In short, the game is a streamlined, confrontational worker placement game filled with murder and intrigue. In long, you play as competing mafia families who are vying for economic control of the organized crime networks of New York City, deploying your thugs, your don, your wife, and your heir on the board to shake down businesses and engage in area-control turf wars.
Money, rackets, contracts, and special advantages (such as the union boss) are represented by cards in your hand, and your hand size is limited, with you choosing which extra cards to pay tribute to the don at the end of each of the five rounds. At the end of the game, though, cash is all that matters, and whoever has the most money wins.
The game also features drive-by shootings in which enemy tokens are removed from the board and placed face-down in the river.
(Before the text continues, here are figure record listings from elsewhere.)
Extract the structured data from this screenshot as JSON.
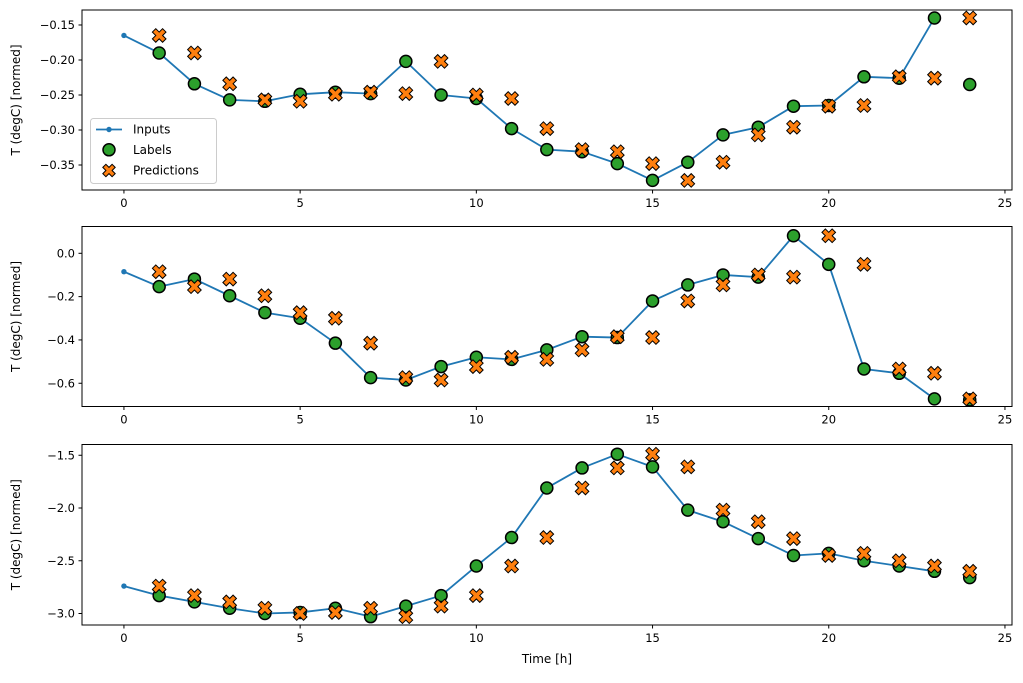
{
  "figure": {
    "background": "#ffffff",
    "xlabel": "Time [h]",
    "ylabel": "T (degC) [normed]",
    "colors": {
      "inputs": "#1f77b4",
      "labels": "#2ca02c",
      "predictions": "#ff7f0e",
      "marker_edge": "#000000",
      "spine": "#000000",
      "legend_border": "#cccccc"
    },
    "legend": {
      "items": [
        {
          "label": "Inputs",
          "marker": "line-dot-icon",
          "color": "#1f77b4"
        },
        {
          "label": "Labels",
          "marker": "circle-icon",
          "color": "#2ca02c"
        },
        {
          "label": "Predictions",
          "marker": "x-icon",
          "color": "#ff7f0e"
        }
      ]
    }
  },
  "chart_data": [
    {
      "type": "line",
      "title": "",
      "ylabel": "T (degC) [normed]",
      "xlabel": "",
      "legend_position": "lower-left-inside",
      "grid": false,
      "xlim": [
        -1.19,
        25.2
      ],
      "ylim": [
        -0.3857,
        -0.1286
      ],
      "xticks": [
        0,
        5,
        10,
        15,
        20,
        25
      ],
      "xticklabels": [
        "0",
        "5",
        "10",
        "15",
        "20",
        "25"
      ],
      "yticks": [
        -0.15,
        -0.2,
        -0.25,
        -0.3,
        -0.35
      ],
      "yticklabels": [
        "−0.15",
        "−0.20",
        "−0.25",
        "−0.30",
        "−0.35"
      ],
      "series": [
        {
          "name": "Inputs",
          "style": "line+dot",
          "x": [
            0,
            1,
            2,
            3,
            4,
            5,
            6,
            7,
            8,
            9,
            10,
            11,
            12,
            13,
            14,
            15,
            16,
            17,
            18,
            19,
            20,
            21,
            22,
            23
          ],
          "y": [
            -0.165,
            -0.19,
            -0.234,
            -0.257,
            -0.259,
            -0.249,
            -0.246,
            -0.248,
            -0.202,
            -0.25,
            -0.255,
            -0.298,
            -0.328,
            -0.331,
            -0.348,
            -0.372,
            -0.346,
            -0.307,
            -0.296,
            -0.266,
            -0.265,
            -0.224,
            -0.226,
            -0.14
          ]
        },
        {
          "name": "Labels",
          "style": "scatter-circle",
          "x": [
            1,
            2,
            3,
            4,
            5,
            6,
            7,
            8,
            9,
            10,
            11,
            12,
            13,
            14,
            15,
            16,
            17,
            18,
            19,
            20,
            21,
            22,
            23,
            24
          ],
          "y": [
            -0.19,
            -0.234,
            -0.257,
            -0.259,
            -0.249,
            -0.246,
            -0.248,
            -0.202,
            -0.25,
            -0.255,
            -0.298,
            -0.328,
            -0.331,
            -0.348,
            -0.372,
            -0.346,
            -0.307,
            -0.296,
            -0.266,
            -0.265,
            -0.224,
            -0.226,
            -0.14,
            -0.235
          ]
        },
        {
          "name": "Predictions",
          "style": "scatter-x",
          "x": [
            1,
            2,
            3,
            4,
            5,
            6,
            7,
            8,
            9,
            10,
            11,
            12,
            13,
            14,
            15,
            16,
            17,
            18,
            19,
            20,
            21,
            22,
            23,
            24
          ],
          "y": [
            -0.165,
            -0.19,
            -0.234,
            -0.257,
            -0.259,
            -0.249,
            -0.246,
            -0.248,
            -0.202,
            -0.25,
            -0.255,
            -0.298,
            -0.328,
            -0.331,
            -0.348,
            -0.372,
            -0.346,
            -0.307,
            -0.296,
            -0.266,
            -0.265,
            -0.224,
            -0.226,
            -0.14
          ]
        }
      ]
    },
    {
      "type": "line",
      "title": "",
      "ylabel": "T (degC) [normed]",
      "xlabel": "",
      "legend_position": "none",
      "grid": false,
      "xlim": [
        -1.19,
        25.2
      ],
      "ylim": [
        -0.7073,
        0.1237
      ],
      "xticks": [
        0,
        5,
        10,
        15,
        20,
        25
      ],
      "xticklabels": [
        "0",
        "5",
        "10",
        "15",
        "20",
        "25"
      ],
      "yticks": [
        0.0,
        -0.2,
        -0.4,
        -0.6
      ],
      "yticklabels": [
        "0.0",
        "−0.2",
        "−0.4",
        "−0.6"
      ],
      "series": [
        {
          "name": "Inputs",
          "style": "line+dot",
          "x": [
            0,
            1,
            2,
            3,
            4,
            5,
            6,
            7,
            8,
            9,
            10,
            11,
            12,
            13,
            14,
            15,
            16,
            17,
            18,
            19,
            20,
            21,
            22,
            23
          ],
          "y": [
            -0.085,
            -0.154,
            -0.119,
            -0.196,
            -0.274,
            -0.3,
            -0.415,
            -0.574,
            -0.585,
            -0.523,
            -0.48,
            -0.49,
            -0.446,
            -0.385,
            -0.389,
            -0.22,
            -0.146,
            -0.1,
            -0.11,
            0.081,
            -0.051,
            -0.534,
            -0.554,
            -0.672
          ]
        },
        {
          "name": "Labels",
          "style": "scatter-circle",
          "x": [
            1,
            2,
            3,
            4,
            5,
            6,
            7,
            8,
            9,
            10,
            11,
            12,
            13,
            14,
            15,
            16,
            17,
            18,
            19,
            20,
            21,
            22,
            23,
            24
          ],
          "y": [
            -0.154,
            -0.119,
            -0.196,
            -0.274,
            -0.3,
            -0.415,
            -0.574,
            -0.585,
            -0.523,
            -0.48,
            -0.49,
            -0.446,
            -0.385,
            -0.389,
            -0.22,
            -0.146,
            -0.1,
            -0.11,
            0.081,
            -0.051,
            -0.534,
            -0.554,
            -0.672,
            -0.677
          ]
        },
        {
          "name": "Predictions",
          "style": "scatter-x",
          "x": [
            1,
            2,
            3,
            4,
            5,
            6,
            7,
            8,
            9,
            10,
            11,
            12,
            13,
            14,
            15,
            16,
            17,
            18,
            19,
            20,
            21,
            22,
            23,
            24
          ],
          "y": [
            -0.085,
            -0.154,
            -0.119,
            -0.196,
            -0.274,
            -0.3,
            -0.415,
            -0.574,
            -0.585,
            -0.523,
            -0.48,
            -0.49,
            -0.446,
            -0.385,
            -0.389,
            -0.22,
            -0.146,
            -0.1,
            -0.11,
            0.081,
            -0.051,
            -0.534,
            -0.554,
            -0.672
          ]
        }
      ]
    },
    {
      "type": "line",
      "title": "",
      "ylabel": "T (degC) [normed]",
      "xlabel": "Time [h]",
      "legend_position": "none",
      "grid": false,
      "xlim": [
        -1.19,
        25.2
      ],
      "ylim": [
        -3.109,
        -1.398
      ],
      "xticks": [
        0,
        5,
        10,
        15,
        20,
        25
      ],
      "xticklabels": [
        "0",
        "5",
        "10",
        "15",
        "20",
        "25"
      ],
      "yticks": [
        -1.5,
        -2.0,
        -2.5,
        -3.0
      ],
      "yticklabels": [
        "−1.5",
        "−2.0",
        "−2.5",
        "−3.0"
      ],
      "series": [
        {
          "name": "Inputs",
          "style": "line+dot",
          "x": [
            0,
            1,
            2,
            3,
            4,
            5,
            6,
            7,
            8,
            9,
            10,
            11,
            12,
            13,
            14,
            15,
            16,
            17,
            18,
            19,
            20,
            21,
            22,
            23
          ],
          "y": [
            -2.74,
            -2.83,
            -2.89,
            -2.95,
            -3.0,
            -2.99,
            -2.95,
            -3.03,
            -2.93,
            -2.83,
            -2.55,
            -2.28,
            -1.81,
            -1.62,
            -1.49,
            -1.61,
            -2.02,
            -2.13,
            -2.29,
            -2.45,
            -2.43,
            -2.5,
            -2.55,
            -2.6
          ]
        },
        {
          "name": "Labels",
          "style": "scatter-circle",
          "x": [
            1,
            2,
            3,
            4,
            5,
            6,
            7,
            8,
            9,
            10,
            11,
            12,
            13,
            14,
            15,
            16,
            17,
            18,
            19,
            20,
            21,
            22,
            23,
            24
          ],
          "y": [
            -2.83,
            -2.89,
            -2.95,
            -3.0,
            -2.99,
            -2.95,
            -3.03,
            -2.93,
            -2.83,
            -2.55,
            -2.28,
            -1.81,
            -1.62,
            -1.49,
            -1.61,
            -2.02,
            -2.13,
            -2.29,
            -2.45,
            -2.43,
            -2.5,
            -2.55,
            -2.6,
            -2.66
          ]
        },
        {
          "name": "Predictions",
          "style": "scatter-x",
          "x": [
            1,
            2,
            3,
            4,
            5,
            6,
            7,
            8,
            9,
            10,
            11,
            12,
            13,
            14,
            15,
            16,
            17,
            18,
            19,
            20,
            21,
            22,
            23,
            24
          ],
          "y": [
            -2.74,
            -2.83,
            -2.89,
            -2.95,
            -3.0,
            -2.99,
            -2.95,
            -3.03,
            -2.93,
            -2.83,
            -2.55,
            -2.28,
            -1.81,
            -1.62,
            -1.49,
            -1.61,
            -2.02,
            -2.13,
            -2.29,
            -2.45,
            -2.43,
            -2.5,
            -2.55,
            -2.6
          ]
        }
      ]
    }
  ]
}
The don of that family member must play cards to fish their guys out of the river and return them to duty on the New York battlefield.
• The third title in this trilogy is The Godfather: A New Don, another IDW/Pandasaurus title with Jay Cormier and Sen-Foong Lim providing the design. Here's a summary of gameplay:
In more detail, this design is an area control board game with unique dice mechanisms. Each round, players roll their individual pools of dice, then decide what area of the city they want to focus on trying to capture. Meanwhile, the current Don is able to make players an offer they can't refuse and steal dice from their limited supply. Staying on top proves difficult as every stolen die moves other players up the ladder toward taking over as Don, so the tension rises with each shake of the dice.
With multiple ways to use each die you roll, players never find themselves at the mercy of the dice, instead using what they roll to make their opponents beg for mercy.